The deal was reached only after EU leaders agreed to give Hungary a free pass
European Union leaders have agreed an embargo on Russian crude oil imports that will take full effect by the end of the year, but Hungary and two other landlocked central European states secured exemptions for the pipeline imports they rely on.
The ban, agreed overnight after weeks of wrangling, aims to halt 90pc of Russia’s crude imports into the 27-nation bloc by year-end, officials said.
It is the toughest sanction yet on Russia for its invasion of Ukraine, and one that will itself affect the EU, where energy prices have spiked and inflation is running at close to a double-digit clip.
Russia accounted for just over a quarter of EU oil imports in 2020, while Europe is the destination for nearly half of Russia’s crude and petroleum product exports.
“The sanctions have one clear goal: To prompt Russia to end this war, to withdraw its troops, and to agree a sensible and fair peace with Ukraine,” German Chancellor Olaf Scholz said.
Ukraine said they would deprive the “Russian military machine” of tens of billions of dollars.
French President Emmanuel Macron said nothing could be ruled out regarding further sanctions, although other leaders poured cold water on the idea of banning purchases of Russian gas, on which Europe heavily depends.
EU countries will have six months to stop imports of seaborne Russian crude and eight months for refined products, the European Commission said.
That timeline will start once the sanctions are formally adopted, which EU states aim to do this week.
The deal was reached only after the EU’s other leaders agreed to give Hungary a free pass, having failed to win Prime Minister Viktor Orban over in weeks of talks.

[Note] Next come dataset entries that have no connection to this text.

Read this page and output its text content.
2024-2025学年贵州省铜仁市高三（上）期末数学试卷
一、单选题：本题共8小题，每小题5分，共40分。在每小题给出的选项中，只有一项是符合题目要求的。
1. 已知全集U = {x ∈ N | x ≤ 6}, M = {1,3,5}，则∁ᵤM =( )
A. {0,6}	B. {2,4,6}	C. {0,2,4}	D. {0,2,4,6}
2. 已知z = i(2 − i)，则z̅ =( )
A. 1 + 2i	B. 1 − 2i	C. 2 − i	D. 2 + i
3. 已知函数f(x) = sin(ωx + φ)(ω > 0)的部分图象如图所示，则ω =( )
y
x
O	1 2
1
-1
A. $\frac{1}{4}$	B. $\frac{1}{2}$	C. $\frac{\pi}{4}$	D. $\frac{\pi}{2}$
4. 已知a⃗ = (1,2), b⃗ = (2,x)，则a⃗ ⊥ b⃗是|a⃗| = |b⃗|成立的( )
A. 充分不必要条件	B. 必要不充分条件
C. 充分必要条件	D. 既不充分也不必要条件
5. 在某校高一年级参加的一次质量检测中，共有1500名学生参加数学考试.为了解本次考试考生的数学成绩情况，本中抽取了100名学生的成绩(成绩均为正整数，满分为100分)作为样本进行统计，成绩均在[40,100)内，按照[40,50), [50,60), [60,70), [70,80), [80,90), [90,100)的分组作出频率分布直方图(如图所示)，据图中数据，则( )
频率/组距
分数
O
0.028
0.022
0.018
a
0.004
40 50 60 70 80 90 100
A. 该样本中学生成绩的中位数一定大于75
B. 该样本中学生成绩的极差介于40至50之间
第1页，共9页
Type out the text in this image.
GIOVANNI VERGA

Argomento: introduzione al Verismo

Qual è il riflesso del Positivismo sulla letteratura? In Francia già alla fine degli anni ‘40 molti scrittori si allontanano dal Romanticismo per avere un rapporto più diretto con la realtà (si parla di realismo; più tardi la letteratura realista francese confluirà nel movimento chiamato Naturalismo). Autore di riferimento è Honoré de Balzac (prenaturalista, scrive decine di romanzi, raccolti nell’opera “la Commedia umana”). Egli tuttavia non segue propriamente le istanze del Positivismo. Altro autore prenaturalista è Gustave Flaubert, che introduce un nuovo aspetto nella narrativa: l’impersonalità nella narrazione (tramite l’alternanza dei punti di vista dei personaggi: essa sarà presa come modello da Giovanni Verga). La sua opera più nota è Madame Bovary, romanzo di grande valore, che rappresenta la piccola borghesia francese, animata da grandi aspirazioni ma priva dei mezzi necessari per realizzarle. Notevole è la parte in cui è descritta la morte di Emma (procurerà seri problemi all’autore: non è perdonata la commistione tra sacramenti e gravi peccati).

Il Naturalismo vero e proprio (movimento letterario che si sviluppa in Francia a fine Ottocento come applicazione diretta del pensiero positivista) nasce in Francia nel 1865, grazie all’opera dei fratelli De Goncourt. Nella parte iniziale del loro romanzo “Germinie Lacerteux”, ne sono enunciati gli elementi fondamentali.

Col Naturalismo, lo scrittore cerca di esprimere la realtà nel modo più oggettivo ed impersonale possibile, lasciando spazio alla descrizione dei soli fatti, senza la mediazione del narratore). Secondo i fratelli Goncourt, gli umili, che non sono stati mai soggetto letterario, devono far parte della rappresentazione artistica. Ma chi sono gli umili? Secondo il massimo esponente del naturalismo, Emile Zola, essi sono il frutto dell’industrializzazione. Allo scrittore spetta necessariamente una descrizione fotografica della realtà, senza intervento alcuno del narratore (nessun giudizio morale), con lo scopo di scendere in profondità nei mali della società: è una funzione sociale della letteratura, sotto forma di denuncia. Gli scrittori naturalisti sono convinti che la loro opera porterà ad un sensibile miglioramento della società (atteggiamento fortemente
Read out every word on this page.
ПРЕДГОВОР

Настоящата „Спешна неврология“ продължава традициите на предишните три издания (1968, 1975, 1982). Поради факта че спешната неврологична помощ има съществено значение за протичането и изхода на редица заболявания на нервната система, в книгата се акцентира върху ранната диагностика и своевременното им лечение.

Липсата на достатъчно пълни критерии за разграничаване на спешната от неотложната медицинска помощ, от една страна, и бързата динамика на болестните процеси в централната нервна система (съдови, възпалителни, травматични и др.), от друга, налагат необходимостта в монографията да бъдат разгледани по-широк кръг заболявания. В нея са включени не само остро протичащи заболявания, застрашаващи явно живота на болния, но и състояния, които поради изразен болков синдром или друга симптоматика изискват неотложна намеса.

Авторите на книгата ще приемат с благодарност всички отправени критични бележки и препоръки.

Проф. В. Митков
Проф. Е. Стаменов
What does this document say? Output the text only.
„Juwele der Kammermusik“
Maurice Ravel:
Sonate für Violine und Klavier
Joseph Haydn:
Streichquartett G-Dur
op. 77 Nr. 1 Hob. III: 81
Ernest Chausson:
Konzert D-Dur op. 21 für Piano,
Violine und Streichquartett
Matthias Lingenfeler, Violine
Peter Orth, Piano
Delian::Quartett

Two-thirds of the Russian oil imported by the EU comes by tanker and the rest through the Druzhba pipeline.
Poland and Germany are among the pipeline importers, but have pledged to stop buying Russian oil by the end of the year.
Landlocked Hungary, Slovakia and the Czech Republic all get their Russian oil from Druzhba and account for the 10pc of imports temporarily exempted from the embargo.
Bulgarian Prime Minister Kiril Petkov said his country had also secured an exemption until the end of 2024, since its refinery is designed to receive only Russian crude.
Oil prices rose after the EU’s agreement, adding fuel to inflation, which already hit a record 8.1pc year-on-year in euro zone countries this month.
The oil embargo follows an earlier ban on Russian coal and allows the bloc to impose a sixth round of sanctions that includes cutting Russia’s biggest bank, Sberbank, off from the Swift international transaction system.
Commission chief Ursula von der Leyen said the package would also ban EU firms from insuring or reinsuring ships carrying Russian oil.
Ukrainian President Volodymyr Zelenskiy welcomed the latest sanctions but criticised what he called an “unacceptable” delay of more than 50 days since the EU’s previous package.